While escaping the late-summer heat on my way into the Scottrade Center, a break of sweat had glued my dress pants to my legs. The rink's cold air was an instant refreshment, like the first time I went to a St. Louis Blues practice as a fan last summer. During that practice, I made a promise to myself that one day I would cross over the "MEDIA ONLY BEYOND THIS POINT" sign that separated coaches and reporters from the wave of fans.

I entered the rink as a senior in high school.

"What's up lil' man?" asked Chuck, the intimidating security guard who resembled a grizzly bear but acted like a teddy bear. "I'm gonna look out for you this year."

Chuck grabbed my bag, I walked through the metal detector, then he handed it back with a nod of approval. I walked over to a box-office type window where another security guard asked my name. She gave me press credentials and a "bzzz" opened the media entrance door.

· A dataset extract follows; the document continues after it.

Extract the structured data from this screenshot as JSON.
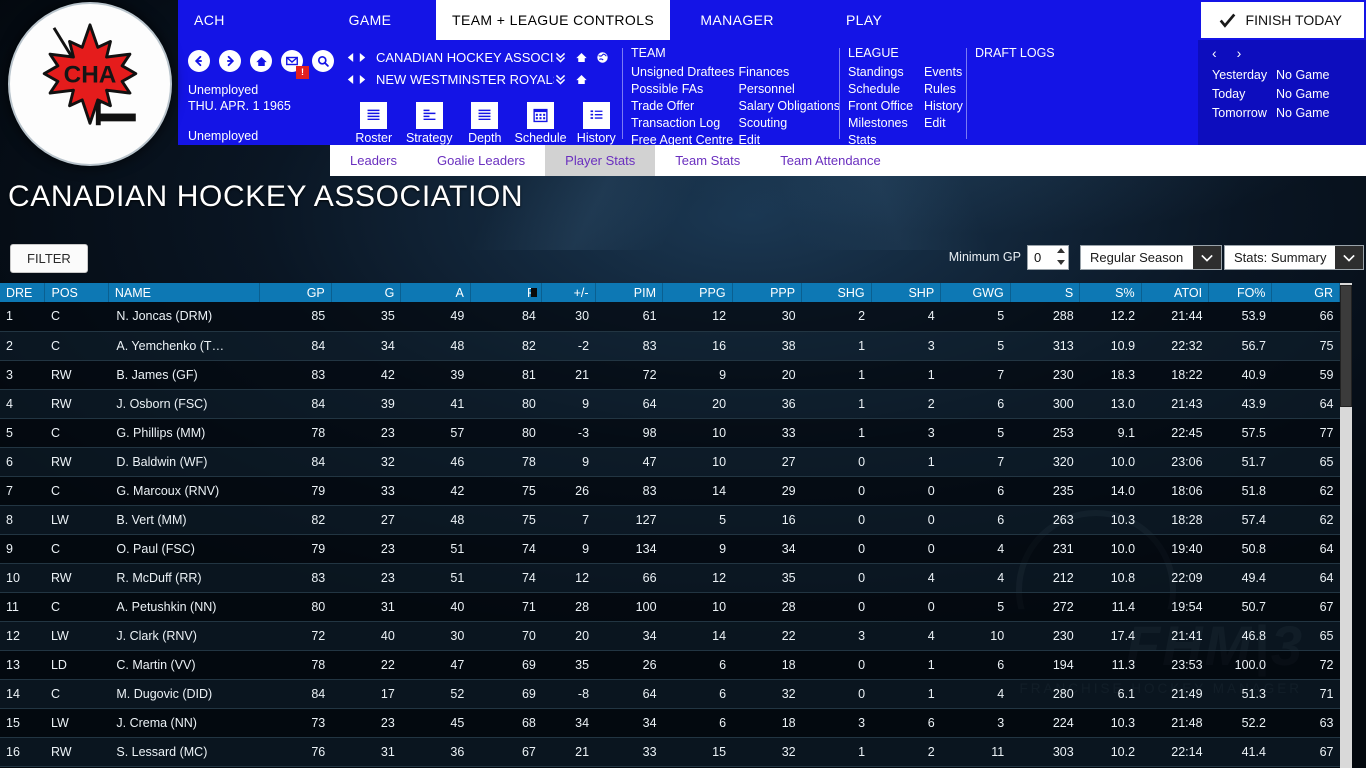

I walked through it to find a hallway of white walls striped with blue and gold lines — the same hallway I walked through in fourth grade when my hockey team scrimmaged during an intermission at a St. Louis Blues game. The memory of me lugging a hockey bag bigger than me through this hallway made me laugh as I looked down at my credentials.

It was a shiny, laminated, blue rectangle centered with a large Blues logo outlined in gold to honor their 50th year in the National Hockey League. My headshot was in the bottom left corner, and next to that was my name and "KSDK"; NBC's local news station that I would contribute to that season.

The credentials meant a lot to me, but even with the welcoming security guards, I felt uncomfortable — like I was walking into somebody's house without knocking. I wasn't a journalist, I just had a blog last season.

The slogan Opinionated coverage of the St. Louis Blues was tied to my blog, Blues Buzz. During a summer theology class heading into my junior year of high school, I began to form a presence on social media platforms that led to my purchasing of the domain www.bluesbuzzblog.com. I worked on articles during class and would publish them at home. I live-tweeted during games while crafting concise game recaps. The tweets helped me gain a following, and the articles helped me form active followers. One of my followers, Mike Poeping, had written for KSDK for three consecutive years. He sent my work to his boss, then put me in contact with him. I had an opportunity.

During that summer class I was dreaming about earning press credentials; I would be in the locker room to interview players and I'd have enough experience to decide whether sports journalism was something I'd like to major in at college. Having press credentials for my senior year in high school was an unrealistic hope of mine, but Jordan Palmer — Mike's boss — made it happen.

Yet another security guard greeted me as I walked down to the ice-level. I walked past him and as soon as his eyes met the blue and gold on my chest he gave me the same nod as Chuck. I kept walking in my brand new—first ever—dress shoes. My heals clicked the concrete floor with each step I took. The floor, walls, and ceiling were all concrete at ice-level. By this time, the cold air had taken care of any lingering sweat from my walk-in. To my right, two zambonis—littered with advertisements—were parallel parked. To my left, a sign stood next to a freight elevator and read "CREDENTIALED MEDIA ONLY". I jabbed a button with my pointer-finger and heard a screech of churning mechanical wires until the elevator doors opened.

The elevator was kind of shaky, which was concerning because the Blues were petitioning for behind-the-scenes renovations since I was a freshman. The elevator operator giggled at the concern written on my face. Her nametag read "Sheala", and I could tell she'd never seen somebody as nervous as me.

"Just wait until the reporters, GMs, and alumni try fitting into this thing after the game," explained Sheala. "Everybody is in a rush to get downstairs, sweetie. You'll see what I mean."

By playfully mocking me, she let me laugh at myself. The doors opened and Sheala yelled "penthouse suits". I thanked her for relaxing me and walked toward the press box entrance. With two more security guards waiting to see my credentials, I figured there were enough for a St. Louis Blues Security Guard softball team. Both of these guards were wearing bright yellow jackets, which would make for ugly softball uniforms. I walked past them to find buckets of drinks next to bowls of snacks. I grabbed a water before trying to locate my seat. Strolling from one end of the box to the other, I passed nametags like Lou Korac (NHL.com) and Jeremy Rutherford (STLPD at the time, The Athletic now) — two writers I'd looked up to for years.

Then I found my name.

I dropped my backpack, took off my jacket, and stood over my designated seat for the season. My fear of heights vanished as I gazed down five stories to the ice-level where I met Chuck and Sheala. I could see myself skating around during an intermission and lugging that body-sized hockey bag; I couldn't help but smile.